Monday, Oct. 20, 1930

R-101 Sequelae

Funeral. Through the stifled silence of a million watchers, 48 British army wagons carried the 48 dead of the R-101 crash through London streets last week. Prime Minister MacDonald watched from Westminster Hall, grieving for his good friend and cabinet colleague, Air Secretary Lord Christopher Birdwood Thomson.

A train carried the bodies from London to near Cardington, where a great pit had been prepared. While bombers circled, Royal Air Force men carried the coffins down a ramp, laid them in orderly rows, twelve coffins to a row.

A stocky man in a blue coat and peaked cap was in the funeral cortege--Dr. Hugo Eckener. He related a meteorological phenomenon of the disaster night which might account for the R-101 flying close to the ground. As the Graf Zeppelin landed from a flight that same night, barometric pressure fell so suddenly that the Graf Zeppelin's altimeter (on the ground) indicated that she was still 400 ft. in the air. The R-101's navigator might have believed himself 400 ft. higher than he actually was.
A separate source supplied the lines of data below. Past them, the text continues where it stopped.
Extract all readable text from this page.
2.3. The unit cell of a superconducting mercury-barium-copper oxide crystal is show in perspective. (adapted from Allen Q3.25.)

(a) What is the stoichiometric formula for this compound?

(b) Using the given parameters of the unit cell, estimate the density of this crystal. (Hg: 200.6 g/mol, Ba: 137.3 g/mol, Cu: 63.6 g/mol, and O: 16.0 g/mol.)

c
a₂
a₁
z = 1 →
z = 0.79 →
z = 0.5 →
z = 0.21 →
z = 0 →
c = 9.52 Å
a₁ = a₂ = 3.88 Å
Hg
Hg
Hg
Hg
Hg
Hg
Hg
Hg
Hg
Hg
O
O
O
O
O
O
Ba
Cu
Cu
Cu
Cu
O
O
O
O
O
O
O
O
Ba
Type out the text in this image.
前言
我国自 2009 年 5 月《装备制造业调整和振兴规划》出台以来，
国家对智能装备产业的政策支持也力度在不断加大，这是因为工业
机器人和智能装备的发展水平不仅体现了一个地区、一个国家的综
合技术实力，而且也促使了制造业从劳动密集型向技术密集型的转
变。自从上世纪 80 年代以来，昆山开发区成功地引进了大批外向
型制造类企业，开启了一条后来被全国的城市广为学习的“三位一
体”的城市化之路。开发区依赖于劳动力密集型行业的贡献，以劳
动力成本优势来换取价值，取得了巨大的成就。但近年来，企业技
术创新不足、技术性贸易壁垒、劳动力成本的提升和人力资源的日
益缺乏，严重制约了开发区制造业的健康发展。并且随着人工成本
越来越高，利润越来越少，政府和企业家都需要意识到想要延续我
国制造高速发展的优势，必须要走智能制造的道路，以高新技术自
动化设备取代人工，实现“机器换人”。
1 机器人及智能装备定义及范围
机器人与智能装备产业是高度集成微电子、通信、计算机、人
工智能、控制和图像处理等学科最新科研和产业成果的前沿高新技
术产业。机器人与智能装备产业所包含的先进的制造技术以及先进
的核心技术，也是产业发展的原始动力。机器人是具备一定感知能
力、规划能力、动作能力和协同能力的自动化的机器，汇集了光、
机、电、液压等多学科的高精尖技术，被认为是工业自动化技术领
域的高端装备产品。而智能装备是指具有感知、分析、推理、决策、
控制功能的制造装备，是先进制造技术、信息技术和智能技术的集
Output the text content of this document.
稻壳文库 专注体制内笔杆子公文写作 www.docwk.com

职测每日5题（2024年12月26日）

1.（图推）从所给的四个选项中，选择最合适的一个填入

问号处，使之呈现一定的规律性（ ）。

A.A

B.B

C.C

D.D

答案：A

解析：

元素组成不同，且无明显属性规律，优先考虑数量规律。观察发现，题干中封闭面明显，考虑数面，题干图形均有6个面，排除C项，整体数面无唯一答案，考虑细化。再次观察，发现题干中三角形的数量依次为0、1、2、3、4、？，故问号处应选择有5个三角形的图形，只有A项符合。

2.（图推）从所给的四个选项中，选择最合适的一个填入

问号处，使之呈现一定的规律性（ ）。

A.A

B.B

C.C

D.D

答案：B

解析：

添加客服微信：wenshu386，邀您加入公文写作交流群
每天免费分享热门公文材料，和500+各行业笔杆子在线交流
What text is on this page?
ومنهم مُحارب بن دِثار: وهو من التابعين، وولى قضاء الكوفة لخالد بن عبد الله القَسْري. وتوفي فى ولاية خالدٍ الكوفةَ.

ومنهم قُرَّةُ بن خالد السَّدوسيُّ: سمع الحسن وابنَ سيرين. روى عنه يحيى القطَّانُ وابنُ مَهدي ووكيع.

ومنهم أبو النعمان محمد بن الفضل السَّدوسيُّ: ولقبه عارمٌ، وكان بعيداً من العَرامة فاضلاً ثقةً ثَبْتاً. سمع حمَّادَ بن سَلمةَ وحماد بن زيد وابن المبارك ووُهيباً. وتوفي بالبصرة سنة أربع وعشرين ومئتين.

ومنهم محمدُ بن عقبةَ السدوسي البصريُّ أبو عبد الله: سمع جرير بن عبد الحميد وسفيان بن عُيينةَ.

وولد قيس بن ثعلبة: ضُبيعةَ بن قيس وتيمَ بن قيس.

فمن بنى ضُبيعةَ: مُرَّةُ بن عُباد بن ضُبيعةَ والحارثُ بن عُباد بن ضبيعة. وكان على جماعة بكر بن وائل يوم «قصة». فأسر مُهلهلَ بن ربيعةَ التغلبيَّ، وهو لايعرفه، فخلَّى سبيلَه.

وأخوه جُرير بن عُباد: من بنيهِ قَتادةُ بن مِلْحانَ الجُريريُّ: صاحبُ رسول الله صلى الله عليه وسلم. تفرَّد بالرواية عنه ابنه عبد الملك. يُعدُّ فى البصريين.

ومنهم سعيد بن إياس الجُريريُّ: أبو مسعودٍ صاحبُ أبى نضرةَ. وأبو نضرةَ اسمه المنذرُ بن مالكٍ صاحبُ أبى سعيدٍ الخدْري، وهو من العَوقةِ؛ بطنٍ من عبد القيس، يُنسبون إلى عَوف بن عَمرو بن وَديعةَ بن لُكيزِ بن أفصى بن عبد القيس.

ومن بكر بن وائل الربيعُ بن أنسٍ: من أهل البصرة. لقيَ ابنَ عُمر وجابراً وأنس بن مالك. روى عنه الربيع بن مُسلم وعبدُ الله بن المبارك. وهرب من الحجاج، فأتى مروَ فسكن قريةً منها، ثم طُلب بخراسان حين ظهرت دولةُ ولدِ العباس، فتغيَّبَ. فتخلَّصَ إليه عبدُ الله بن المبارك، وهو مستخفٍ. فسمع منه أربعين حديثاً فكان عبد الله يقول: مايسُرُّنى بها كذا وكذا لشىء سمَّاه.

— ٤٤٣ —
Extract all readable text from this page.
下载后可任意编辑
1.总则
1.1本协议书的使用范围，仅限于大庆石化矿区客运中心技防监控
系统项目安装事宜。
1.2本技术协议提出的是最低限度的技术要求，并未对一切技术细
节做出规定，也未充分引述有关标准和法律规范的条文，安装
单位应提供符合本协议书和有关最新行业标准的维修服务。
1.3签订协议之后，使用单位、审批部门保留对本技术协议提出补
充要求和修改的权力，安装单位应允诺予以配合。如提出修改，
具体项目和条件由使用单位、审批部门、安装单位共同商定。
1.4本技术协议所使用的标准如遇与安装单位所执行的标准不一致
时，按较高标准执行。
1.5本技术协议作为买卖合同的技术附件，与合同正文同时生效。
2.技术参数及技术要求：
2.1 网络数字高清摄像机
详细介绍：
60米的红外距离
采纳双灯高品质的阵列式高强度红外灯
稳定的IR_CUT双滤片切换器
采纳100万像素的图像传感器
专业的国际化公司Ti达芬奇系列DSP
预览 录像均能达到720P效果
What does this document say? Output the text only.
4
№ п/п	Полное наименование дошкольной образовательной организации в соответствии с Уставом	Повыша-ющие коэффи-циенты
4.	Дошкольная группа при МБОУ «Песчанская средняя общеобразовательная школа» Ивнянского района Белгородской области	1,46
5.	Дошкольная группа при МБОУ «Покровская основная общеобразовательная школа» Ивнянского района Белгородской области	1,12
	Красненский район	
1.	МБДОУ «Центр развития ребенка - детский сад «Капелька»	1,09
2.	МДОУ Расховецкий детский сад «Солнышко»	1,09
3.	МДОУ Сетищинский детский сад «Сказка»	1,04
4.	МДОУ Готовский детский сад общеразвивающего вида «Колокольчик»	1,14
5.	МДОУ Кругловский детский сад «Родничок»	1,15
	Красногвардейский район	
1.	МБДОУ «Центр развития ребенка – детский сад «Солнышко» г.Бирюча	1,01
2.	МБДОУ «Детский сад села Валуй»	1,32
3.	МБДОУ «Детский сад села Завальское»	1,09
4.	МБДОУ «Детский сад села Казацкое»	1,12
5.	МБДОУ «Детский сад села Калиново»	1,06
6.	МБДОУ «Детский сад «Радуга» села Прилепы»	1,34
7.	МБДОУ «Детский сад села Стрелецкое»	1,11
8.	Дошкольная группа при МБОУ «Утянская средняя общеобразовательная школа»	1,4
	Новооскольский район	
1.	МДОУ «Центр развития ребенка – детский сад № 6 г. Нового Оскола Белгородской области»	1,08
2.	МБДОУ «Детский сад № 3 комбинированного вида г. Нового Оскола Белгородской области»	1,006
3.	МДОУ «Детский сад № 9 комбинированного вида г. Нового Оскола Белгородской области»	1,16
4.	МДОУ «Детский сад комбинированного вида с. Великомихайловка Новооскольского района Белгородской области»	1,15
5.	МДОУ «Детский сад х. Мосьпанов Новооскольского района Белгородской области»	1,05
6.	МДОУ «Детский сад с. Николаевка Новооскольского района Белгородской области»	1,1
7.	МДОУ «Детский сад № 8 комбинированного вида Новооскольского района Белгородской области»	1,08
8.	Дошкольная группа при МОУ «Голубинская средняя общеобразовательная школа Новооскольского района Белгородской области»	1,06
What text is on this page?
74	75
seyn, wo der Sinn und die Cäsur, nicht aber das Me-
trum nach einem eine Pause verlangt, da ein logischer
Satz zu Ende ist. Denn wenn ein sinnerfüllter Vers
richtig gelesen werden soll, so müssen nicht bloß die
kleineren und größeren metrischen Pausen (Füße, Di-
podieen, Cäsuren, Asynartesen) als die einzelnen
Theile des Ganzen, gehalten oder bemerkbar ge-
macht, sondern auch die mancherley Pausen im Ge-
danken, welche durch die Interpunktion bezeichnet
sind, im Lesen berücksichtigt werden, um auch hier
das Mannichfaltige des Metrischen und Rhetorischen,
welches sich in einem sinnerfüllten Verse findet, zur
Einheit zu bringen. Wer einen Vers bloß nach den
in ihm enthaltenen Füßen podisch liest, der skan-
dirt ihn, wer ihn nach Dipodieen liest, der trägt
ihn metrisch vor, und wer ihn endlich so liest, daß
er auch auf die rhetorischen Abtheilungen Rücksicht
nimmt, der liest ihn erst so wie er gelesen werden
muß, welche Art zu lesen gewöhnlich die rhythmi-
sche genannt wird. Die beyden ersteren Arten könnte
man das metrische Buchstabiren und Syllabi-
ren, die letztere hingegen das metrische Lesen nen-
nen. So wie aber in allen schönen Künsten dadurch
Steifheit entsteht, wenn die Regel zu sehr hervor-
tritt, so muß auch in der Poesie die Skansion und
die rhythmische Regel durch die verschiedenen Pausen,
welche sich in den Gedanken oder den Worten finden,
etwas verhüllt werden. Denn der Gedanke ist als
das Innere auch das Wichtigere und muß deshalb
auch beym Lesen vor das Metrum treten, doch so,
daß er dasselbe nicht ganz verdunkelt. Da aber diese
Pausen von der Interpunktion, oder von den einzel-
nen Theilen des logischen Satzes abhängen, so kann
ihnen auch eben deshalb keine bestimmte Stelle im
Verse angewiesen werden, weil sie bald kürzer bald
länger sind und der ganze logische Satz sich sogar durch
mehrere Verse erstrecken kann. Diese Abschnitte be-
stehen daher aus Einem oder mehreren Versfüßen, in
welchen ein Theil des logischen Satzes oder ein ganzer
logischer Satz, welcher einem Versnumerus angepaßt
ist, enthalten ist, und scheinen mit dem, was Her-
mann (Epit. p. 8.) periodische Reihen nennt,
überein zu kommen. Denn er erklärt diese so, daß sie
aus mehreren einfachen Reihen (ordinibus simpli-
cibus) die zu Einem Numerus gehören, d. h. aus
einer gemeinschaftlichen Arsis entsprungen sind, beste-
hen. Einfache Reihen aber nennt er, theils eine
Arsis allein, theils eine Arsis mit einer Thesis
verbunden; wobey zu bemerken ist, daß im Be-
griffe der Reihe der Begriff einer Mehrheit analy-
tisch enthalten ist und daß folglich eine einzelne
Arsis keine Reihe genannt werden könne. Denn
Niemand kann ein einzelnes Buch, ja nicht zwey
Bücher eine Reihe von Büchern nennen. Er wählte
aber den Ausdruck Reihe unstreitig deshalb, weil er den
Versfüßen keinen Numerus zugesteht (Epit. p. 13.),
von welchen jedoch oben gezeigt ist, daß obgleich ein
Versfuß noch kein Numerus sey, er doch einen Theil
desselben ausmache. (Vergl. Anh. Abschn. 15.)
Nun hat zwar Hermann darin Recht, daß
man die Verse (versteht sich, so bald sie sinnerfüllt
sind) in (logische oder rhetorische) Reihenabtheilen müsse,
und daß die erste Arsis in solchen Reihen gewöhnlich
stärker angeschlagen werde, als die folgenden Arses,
Precedent. Historians dug up and air-minded editors circulated the fact that, just 100 years before the R-101's tragedy, on Sept. 15, 1830, an ex-cabinet minister died at the inauguration of a then new-fangled mode of transportation: William Huskisson, the Duke of Wellington's Secretary of Colonies, bumped by the locomotive at the opening of one of Britain's first railroads (Liverpool & Manchester). Loud was the outcry then against "dangerous" railroads.

Helium. The explosion of the 5,500,000 cu. ft. of hydrogen inflating the R-101 caused practically all the devastation. Rear Admiral William Adger Moffett of the U. S. Navy last week pointed out that if non-inflammable helium (gas next lightest to hydrogen) had been used the R-101 would not have exploded. British commentators had already noted this obvious fact, with the implication that the U. S., monopolist of the world's helium supply, had selfishly prevented any of the gas from being exported. President Hoover deemed this insinuation worthy of White House denial. The Department of Commerce revealed that it has only once refused permission for the exportation of . helium. That was because of insufficient information as to the shipment's destination and use. Nine other shipments have been permitted, no others, requested.

Los Angeles. At Akron, Ohio, last week, Goodyear-Zeppelin Co. was about half through with the first of the two new dirigibles planned for the U. S. Navy. Under the contract, the Secretary of the Navy may yet cancel construction of the second ship. But that is unlikely, because the navy needs at least two vessels of any new sort to conduct experiments. Now its only rigid airship is the Los Angeles, built by the Germans. (Of the 115 German rigid airships built up to and through the War, not one was wrecked by structural defects.) When Germany delivered the Los Angeles to the U. S. six years ago, the Zeppelin works said she would last three years. Last week a Navy inspection board said she was good for two years more.